Moving through the throngs took longer than he’d expected. Many moved aside and avoided
his eye, but some stopped him and asked him about his foresight. Had he seen what the Easterners wanted? Did he know what the harvest would be like? Would someone’s daughter recover from her summer sickness? He answered when he could, demurred when he could not. By the time he reached Regent’s side he was yearning for peace and solitude again.
But he bowed as best he could. “Your Grace.”
“Tom.” Regent was severe today. “I’ll have you at my side.”
“As you will.” There was no point in arguing.

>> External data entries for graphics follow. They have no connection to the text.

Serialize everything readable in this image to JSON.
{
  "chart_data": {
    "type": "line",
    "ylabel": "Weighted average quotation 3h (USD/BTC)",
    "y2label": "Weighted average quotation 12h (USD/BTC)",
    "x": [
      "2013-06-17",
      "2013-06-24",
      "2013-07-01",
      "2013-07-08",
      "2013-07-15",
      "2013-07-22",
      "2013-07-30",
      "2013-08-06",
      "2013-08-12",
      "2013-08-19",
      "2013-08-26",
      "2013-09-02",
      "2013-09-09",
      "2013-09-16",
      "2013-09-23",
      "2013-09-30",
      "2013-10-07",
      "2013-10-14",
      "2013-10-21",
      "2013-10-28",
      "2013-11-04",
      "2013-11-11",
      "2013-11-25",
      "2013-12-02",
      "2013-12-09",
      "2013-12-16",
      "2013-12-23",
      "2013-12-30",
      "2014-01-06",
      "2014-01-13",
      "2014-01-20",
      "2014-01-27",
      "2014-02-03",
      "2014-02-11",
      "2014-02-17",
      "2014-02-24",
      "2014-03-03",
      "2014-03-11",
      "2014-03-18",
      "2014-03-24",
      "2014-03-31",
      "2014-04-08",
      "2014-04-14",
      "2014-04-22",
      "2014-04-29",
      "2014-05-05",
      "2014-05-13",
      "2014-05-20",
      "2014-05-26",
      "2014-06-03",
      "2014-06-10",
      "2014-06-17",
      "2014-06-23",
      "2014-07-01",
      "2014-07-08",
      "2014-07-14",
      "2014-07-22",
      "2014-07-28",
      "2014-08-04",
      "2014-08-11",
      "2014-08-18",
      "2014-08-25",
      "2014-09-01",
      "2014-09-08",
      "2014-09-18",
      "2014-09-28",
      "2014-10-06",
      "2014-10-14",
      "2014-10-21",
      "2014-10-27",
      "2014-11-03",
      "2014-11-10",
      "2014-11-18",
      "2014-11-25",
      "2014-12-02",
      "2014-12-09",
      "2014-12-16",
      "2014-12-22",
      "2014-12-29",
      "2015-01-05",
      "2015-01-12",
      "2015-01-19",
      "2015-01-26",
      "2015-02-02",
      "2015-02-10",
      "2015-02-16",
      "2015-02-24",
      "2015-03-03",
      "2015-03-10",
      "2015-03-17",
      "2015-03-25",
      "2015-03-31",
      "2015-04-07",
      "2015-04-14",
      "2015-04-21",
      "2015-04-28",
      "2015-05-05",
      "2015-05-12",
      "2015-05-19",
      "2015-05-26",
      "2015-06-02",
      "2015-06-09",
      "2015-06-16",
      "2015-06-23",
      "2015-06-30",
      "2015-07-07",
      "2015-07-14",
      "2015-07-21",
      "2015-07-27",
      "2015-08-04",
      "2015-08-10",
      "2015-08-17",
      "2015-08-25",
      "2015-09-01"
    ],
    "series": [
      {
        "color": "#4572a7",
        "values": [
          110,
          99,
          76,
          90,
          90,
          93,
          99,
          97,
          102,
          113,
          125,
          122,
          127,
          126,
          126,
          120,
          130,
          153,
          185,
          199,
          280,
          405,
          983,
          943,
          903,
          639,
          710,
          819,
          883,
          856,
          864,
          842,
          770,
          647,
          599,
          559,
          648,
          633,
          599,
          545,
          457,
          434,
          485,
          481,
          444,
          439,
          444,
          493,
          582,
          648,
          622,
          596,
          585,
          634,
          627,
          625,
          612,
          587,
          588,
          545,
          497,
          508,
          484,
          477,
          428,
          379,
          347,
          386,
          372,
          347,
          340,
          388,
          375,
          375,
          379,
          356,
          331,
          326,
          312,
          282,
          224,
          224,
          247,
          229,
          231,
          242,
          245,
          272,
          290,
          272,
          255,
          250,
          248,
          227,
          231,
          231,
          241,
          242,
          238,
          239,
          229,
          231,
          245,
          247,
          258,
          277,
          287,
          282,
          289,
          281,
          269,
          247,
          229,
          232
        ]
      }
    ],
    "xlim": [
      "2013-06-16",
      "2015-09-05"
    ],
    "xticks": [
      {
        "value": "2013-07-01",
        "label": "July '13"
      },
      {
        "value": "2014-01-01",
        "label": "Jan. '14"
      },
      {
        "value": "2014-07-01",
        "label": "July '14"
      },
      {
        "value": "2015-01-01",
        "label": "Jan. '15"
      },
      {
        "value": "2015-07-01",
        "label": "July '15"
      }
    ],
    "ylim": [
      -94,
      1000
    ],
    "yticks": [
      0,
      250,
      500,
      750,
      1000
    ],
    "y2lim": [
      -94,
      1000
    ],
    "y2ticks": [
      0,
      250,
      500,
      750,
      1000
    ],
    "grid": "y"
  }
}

“Would you sit?” Regent gestured to the second seat on the dais. This was Regent’s own seat, a wooden chair with intricate carvings inlaid with gold and richly furnished in soft cushions. Regent’s father had sat on Emyr’s throne whilst he’d ruled. But it was an unwritten rule in the family that the throne be preserved for Emyr exactly as it was. So, if the cushions were truly over nine hundred years old, it would make for a very hard seat. When Regent had assumed his father’s title, he had apparently said, ‘If I’m going to spend hours on my backside, it had better be in comfort’, before com-missioning this chair.